The Nashes shared with CNN the day-to-day story of their son's illness, hoping it might help families whose children have been recently diagnosed with what one pediatrician calls a "frightening" virus.
August 11
A healthy David and his big brother, Benjamin, start school.
August 24
David develops a cough, runny nose and low-grade fever. His parents aren't too worried as it seems like a regular cold.
August 25
The Nashes become more concerned. Their little ball of energy who loves flying around the house as Batman doesn't want to play. That night, he wheezes as he sleeps. His parents wake him to give him puffs from an inhaler prescribed for his seasonal allergies.
August 26
David's breathing gets worse.
"You could see him trying to pull the air in," Rachel Nash recalls. "His nostrils flared as he inhaled, and you could see the muscles in his neck and collarbone working extra hard."
Rodney Nash adds, "I remember as a kid my goldfish jumped out of the bowl. That's how he looked to me -- like a goldfish gasping for breath."
The Nashes take David to the emergency room at Children's Healthcare of Atlanta. His oxygen saturation rate is 86%. Healthy children's oxygen saturation is around 97%.
The doctors give David oxygen through his nose. Every two hours he gets nebulizer treatments, which are commonly used to treat asthma, to try to unclog his airways. David hates the mask and isn't cooperative.

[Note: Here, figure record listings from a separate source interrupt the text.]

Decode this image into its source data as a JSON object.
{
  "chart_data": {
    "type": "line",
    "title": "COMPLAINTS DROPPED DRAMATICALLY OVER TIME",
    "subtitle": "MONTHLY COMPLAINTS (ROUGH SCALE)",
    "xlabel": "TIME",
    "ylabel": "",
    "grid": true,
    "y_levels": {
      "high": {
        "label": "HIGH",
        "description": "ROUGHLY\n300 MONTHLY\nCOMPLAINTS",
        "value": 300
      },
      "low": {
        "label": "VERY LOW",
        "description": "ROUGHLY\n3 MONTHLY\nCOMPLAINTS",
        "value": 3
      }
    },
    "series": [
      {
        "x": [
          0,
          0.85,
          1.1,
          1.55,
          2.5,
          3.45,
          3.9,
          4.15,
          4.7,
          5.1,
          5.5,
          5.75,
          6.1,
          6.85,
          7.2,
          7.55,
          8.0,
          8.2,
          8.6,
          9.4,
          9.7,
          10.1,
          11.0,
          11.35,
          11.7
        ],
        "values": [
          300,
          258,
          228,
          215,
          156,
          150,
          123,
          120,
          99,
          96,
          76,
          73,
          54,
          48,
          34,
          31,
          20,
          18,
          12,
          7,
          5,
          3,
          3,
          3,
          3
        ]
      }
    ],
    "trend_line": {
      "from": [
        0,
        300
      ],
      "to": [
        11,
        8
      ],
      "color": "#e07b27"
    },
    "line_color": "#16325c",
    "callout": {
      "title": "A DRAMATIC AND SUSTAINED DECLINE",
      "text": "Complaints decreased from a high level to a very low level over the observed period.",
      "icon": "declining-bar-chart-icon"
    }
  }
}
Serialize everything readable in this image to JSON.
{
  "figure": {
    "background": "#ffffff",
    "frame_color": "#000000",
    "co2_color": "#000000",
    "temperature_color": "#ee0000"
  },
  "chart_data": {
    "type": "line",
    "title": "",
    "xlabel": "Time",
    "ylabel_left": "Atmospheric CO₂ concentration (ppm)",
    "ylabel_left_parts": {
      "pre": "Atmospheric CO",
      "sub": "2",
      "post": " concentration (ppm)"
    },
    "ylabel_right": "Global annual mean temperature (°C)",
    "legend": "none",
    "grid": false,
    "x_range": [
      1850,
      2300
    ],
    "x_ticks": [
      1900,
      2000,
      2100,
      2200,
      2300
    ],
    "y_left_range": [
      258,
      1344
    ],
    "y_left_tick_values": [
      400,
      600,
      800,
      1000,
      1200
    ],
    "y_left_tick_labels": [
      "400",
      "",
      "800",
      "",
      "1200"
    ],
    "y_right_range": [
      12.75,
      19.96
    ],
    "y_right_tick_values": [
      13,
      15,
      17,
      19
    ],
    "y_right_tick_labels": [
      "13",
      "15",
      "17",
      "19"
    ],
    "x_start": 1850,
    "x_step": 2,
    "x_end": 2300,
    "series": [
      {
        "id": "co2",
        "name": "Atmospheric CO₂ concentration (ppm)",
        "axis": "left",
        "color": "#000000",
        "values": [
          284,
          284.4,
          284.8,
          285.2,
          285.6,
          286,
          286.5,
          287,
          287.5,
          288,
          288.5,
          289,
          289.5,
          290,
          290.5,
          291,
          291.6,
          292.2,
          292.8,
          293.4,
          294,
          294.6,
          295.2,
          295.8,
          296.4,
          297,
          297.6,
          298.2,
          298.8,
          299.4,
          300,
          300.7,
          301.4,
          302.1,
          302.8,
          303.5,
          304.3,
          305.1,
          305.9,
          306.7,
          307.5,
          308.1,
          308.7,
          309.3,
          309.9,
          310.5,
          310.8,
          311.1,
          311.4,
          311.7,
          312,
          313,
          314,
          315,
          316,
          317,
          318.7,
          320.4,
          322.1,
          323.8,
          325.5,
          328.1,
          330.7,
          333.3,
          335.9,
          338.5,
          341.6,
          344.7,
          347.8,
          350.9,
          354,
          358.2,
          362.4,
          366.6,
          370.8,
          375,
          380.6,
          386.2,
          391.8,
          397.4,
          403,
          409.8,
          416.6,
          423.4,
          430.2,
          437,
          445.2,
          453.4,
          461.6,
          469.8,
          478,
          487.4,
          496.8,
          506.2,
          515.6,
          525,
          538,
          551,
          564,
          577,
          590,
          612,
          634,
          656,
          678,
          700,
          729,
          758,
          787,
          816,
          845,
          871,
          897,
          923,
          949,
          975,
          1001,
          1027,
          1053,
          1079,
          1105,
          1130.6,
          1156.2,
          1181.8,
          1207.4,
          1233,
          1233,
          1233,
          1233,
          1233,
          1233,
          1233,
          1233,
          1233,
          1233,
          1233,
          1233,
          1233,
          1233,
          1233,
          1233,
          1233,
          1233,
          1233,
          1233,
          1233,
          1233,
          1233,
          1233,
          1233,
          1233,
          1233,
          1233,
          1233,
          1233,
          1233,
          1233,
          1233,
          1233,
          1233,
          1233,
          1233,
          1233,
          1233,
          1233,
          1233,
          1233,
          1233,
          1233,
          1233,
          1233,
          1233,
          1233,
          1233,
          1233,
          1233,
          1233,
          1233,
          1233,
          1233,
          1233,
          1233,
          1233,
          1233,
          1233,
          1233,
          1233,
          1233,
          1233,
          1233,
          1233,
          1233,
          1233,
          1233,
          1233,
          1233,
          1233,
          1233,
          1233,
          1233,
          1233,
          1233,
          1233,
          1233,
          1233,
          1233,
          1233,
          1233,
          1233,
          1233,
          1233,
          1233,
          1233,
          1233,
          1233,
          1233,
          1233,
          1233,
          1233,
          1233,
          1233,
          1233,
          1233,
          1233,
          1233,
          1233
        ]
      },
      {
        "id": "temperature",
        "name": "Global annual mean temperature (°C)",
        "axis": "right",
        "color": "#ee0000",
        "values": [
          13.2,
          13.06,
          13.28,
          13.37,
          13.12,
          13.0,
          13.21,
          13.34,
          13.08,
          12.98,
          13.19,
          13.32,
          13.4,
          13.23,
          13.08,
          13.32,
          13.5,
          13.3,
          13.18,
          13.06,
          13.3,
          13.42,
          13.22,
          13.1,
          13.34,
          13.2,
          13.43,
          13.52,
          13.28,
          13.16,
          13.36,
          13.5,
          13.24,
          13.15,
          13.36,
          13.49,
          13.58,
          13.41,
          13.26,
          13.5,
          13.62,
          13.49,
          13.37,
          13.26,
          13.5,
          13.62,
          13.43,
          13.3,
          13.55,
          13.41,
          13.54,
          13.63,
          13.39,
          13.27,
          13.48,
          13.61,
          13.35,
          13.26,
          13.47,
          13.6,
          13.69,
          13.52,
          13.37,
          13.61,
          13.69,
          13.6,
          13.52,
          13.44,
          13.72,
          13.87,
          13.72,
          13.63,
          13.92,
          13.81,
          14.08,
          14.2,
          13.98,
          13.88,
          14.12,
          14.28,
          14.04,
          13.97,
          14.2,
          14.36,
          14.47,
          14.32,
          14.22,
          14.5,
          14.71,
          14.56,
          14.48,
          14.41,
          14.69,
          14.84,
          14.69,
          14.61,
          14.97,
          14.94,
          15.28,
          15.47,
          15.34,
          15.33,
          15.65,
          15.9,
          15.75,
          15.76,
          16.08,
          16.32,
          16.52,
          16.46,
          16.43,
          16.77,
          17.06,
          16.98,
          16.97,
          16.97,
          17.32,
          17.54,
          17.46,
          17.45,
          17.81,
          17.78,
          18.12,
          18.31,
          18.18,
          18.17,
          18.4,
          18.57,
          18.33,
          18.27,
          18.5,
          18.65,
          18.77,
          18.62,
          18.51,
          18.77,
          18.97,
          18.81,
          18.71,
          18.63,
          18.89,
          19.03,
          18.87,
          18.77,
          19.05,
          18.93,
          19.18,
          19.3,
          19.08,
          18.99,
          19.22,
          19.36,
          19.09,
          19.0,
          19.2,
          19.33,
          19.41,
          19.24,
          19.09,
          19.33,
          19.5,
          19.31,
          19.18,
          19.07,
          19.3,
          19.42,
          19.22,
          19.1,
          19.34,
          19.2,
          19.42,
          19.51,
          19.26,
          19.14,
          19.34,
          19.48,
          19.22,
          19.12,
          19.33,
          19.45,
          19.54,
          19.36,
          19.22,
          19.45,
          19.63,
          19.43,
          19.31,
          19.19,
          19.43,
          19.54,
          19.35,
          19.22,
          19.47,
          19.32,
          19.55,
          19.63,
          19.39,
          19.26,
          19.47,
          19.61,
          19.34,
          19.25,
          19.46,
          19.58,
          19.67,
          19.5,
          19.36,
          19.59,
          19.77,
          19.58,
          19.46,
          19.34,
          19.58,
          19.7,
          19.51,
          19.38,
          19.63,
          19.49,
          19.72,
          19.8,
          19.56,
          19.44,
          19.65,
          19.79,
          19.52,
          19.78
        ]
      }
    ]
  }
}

David's saturation rate goes up to 88%, but that's not enough. He's admitted to the hospital.
August 27
In addition to the oxygen and breathing treatments, David gets an oral steroid to help shrink the swelling in his airways.
Even then, David is still wheezing.
"It sounded like air going through a balloon -- where you pinch the balloon and hear the squeaking sounds," his father says.
Doctors try a "shaker vest." Blasts of air shake the vest, which loosens up mucus caught in the lungs.
David does the shaker vest treatment every three hours, but he's still not better.
August 28
At 4 a.m., a nurse says David is finally responding to the treatments. His breathing, which had been quick and shallow, is slowing down.
The nebulizer treatments go from every two hours to every four. He still doesn't like them, but he doesn't protest as much as he did before.
At 8 a.m., David is taken off the oxygen and allowed to play. Nurses watch to see if he can breathe OK while riding a bike. If he can't, it means more time in the hospital.
David does fine on the bike, and his oxygen saturation level reaches 94% around lunchtime.
He's discharged from the hospital.
August 29-31
For the first two days back at home, David does inhaler treatments every four hours. He wheezes a bit, but he's pretty much back to his old self -- energetic and playful.
September 16
David has an appointment with his pediatrician, Dr. Betsy John. She gives him a clean bill of health.
David's journey with Enterovirus D68 is fairly typical, says Dr. Mary Anne Jackson, division director of infectious diseases at Children's Mercy Hospital in Kansas City, Missouri.
Many children, however, get sick even faster. David was ill for about two days before he had to be hospitalized, but many of Jackson's patients have gone from healthy to severely ill in just a day, and they arrive at the hospital barely able to breathe.
"These kids were really struggling. Many can't even speak a sentence," she says. "It's frightening."
Her advice: If D68 has made its way to your community, and your child has asthma, or even, like David, just a history of allergies or occasional breathing difficulties, call your pediatrician and ask if there's anything you can do to protect your child.